Argument 8: Ein MVZ bietet Praxisinhabern effektive Möglichkeiten der Steuerreduzierung – etwa im Rahmen der betrieblichen Altersvorsorge für niedergelassene Ärzte oder des stückweisen Praxisverkaufs der Arztpraxis. Maßgeblich hierfür ist nicht zuletzt, dass der Arzt die Bilanzierung anstelle der Einnahmenüberschussrechnung als Form der Gewinnermittlung nutzt.

Argument 9: Eine MVZ-GmbH beschränkt, wie der Name schon sagt, den Arzt als Gesellschafter in seiner Haftung. Wirtschaftlich – nicht aber medizinrechtlich – haften Ärzte folglich nicht persönlich. Gerade im Vergleich zu Gemeinschaftspraxen entfällt so das enorme Risiko, für wirtschaftlicher Fehler anderer Gesellschafter zu geradezustehen.

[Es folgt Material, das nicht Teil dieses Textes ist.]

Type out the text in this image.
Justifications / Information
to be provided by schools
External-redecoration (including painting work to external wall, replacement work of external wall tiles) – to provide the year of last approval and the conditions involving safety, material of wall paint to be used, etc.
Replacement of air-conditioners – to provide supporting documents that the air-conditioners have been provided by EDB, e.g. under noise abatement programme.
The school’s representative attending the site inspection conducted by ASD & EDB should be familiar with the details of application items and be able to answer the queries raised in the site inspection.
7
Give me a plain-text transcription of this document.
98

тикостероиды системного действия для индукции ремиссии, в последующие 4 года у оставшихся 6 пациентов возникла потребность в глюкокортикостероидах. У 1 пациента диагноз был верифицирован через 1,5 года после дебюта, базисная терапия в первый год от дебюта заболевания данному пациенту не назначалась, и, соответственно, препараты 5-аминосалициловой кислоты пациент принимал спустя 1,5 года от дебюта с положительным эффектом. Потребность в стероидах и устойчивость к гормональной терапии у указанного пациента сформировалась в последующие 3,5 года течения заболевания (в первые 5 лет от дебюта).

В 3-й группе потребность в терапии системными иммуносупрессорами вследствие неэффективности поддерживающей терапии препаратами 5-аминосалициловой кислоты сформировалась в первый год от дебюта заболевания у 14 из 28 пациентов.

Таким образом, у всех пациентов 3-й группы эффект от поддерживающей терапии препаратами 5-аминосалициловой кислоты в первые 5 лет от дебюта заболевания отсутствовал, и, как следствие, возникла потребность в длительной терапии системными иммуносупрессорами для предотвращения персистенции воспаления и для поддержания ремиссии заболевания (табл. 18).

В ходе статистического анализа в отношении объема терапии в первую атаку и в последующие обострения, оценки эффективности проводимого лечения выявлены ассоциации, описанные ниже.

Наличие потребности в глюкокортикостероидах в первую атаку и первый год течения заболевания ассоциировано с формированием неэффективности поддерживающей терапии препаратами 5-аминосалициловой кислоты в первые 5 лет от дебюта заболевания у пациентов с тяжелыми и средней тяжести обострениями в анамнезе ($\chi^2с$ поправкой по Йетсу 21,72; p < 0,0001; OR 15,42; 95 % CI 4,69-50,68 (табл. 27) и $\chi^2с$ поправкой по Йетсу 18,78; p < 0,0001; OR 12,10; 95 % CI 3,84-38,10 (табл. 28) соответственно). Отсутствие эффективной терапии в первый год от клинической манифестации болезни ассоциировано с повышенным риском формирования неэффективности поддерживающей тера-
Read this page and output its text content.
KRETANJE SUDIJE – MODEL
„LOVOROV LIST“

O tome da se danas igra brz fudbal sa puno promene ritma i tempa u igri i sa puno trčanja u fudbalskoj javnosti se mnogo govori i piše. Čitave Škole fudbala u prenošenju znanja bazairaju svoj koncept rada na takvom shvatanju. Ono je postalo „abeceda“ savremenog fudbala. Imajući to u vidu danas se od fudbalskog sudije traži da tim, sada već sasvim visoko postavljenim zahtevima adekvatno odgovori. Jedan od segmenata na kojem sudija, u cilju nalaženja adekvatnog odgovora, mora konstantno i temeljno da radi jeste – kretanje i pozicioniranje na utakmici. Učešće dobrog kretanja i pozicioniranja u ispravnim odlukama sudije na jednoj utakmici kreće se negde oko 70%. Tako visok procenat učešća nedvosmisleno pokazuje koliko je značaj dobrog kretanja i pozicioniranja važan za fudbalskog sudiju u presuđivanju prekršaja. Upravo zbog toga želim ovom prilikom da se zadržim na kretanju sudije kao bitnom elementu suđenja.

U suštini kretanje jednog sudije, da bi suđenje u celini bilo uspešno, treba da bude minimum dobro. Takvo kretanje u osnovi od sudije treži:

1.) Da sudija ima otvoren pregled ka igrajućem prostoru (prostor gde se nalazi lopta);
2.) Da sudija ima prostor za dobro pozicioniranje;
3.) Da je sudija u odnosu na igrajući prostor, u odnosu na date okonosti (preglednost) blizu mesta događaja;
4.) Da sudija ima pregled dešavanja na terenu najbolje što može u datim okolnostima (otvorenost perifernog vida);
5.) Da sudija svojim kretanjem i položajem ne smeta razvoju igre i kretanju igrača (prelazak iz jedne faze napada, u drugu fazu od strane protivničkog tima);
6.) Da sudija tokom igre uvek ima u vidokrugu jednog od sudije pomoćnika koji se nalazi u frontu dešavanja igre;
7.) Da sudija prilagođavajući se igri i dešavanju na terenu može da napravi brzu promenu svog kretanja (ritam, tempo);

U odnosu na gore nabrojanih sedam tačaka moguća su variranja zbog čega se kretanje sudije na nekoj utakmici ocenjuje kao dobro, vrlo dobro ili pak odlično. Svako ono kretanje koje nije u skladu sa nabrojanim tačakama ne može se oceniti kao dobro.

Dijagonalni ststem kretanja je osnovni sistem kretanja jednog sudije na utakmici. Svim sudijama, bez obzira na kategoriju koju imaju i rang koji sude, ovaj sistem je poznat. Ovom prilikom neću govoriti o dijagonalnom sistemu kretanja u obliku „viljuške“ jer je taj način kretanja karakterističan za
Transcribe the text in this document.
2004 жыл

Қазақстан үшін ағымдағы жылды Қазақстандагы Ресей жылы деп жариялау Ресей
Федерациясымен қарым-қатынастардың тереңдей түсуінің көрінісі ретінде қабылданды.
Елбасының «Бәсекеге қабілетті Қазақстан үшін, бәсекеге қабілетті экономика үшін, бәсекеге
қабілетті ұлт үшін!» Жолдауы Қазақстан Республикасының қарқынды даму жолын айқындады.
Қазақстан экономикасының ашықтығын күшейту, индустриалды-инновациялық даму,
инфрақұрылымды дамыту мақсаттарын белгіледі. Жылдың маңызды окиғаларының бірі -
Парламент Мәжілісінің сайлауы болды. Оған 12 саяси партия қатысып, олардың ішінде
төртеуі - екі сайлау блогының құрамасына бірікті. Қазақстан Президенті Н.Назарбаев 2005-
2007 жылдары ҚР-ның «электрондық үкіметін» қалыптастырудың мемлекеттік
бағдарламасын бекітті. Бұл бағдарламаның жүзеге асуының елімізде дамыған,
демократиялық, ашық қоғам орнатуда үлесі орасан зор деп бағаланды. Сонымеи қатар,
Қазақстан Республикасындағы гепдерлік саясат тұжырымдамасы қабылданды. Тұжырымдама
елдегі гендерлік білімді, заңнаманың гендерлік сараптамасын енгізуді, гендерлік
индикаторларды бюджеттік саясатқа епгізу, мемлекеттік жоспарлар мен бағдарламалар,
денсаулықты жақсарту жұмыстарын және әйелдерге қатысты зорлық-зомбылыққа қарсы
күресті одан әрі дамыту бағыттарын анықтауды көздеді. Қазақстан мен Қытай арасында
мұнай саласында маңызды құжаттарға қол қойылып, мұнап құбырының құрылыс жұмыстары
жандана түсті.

Die MVZ-Gründung: große Vorteile, kleine Hürden

Zusammengefasst ergeben sich für niedergelassene Ärzte mit der MVZ-Gründung also folgende Vorteile:

  • Gesicherte Nachfolgeplanung für den abgebenden Mediziner
  • Großes Potenzial zum Steuern sparen beim Praxisverkauf für Praxisabgeber
  • Mitarbeiter- und Patientenbindung – auch nach der Praxisübergabe
  • Gesicherte Altersvorsorge für niedergelassene Ärzte
  • Erleichterte Gründung weiterer Standorte
  • Organisatorische und wirtschaftliche Synergien
  • Kosteneinsparungen durch Bündelung von Verwaltungsaufgaben
  • Großes Potenzial im Bereich der Steuergestaltung
  • Haftungsbeschränkung des einzelnen Gesellschafters

Die Voraussetzungen für ein funktionierendes MVZ-Modell sind zunächst zwei Ärzte und die richtige Rechtsform. Hier hat sich in der Vergangenheit die GmbH bewährt; denn erst die Firmierung der Arztpraxis als GmbH ermöglicht viele der genannten Vorteile. Ärzte benötigen ein Stammkapital von 25.000 Euro, um ihr MVZ als GmbH zu gründen. Es folgen noch die Erstellung eines Gesellschaftsvertrags, die MVZ-Zulassung und ein Notartermin.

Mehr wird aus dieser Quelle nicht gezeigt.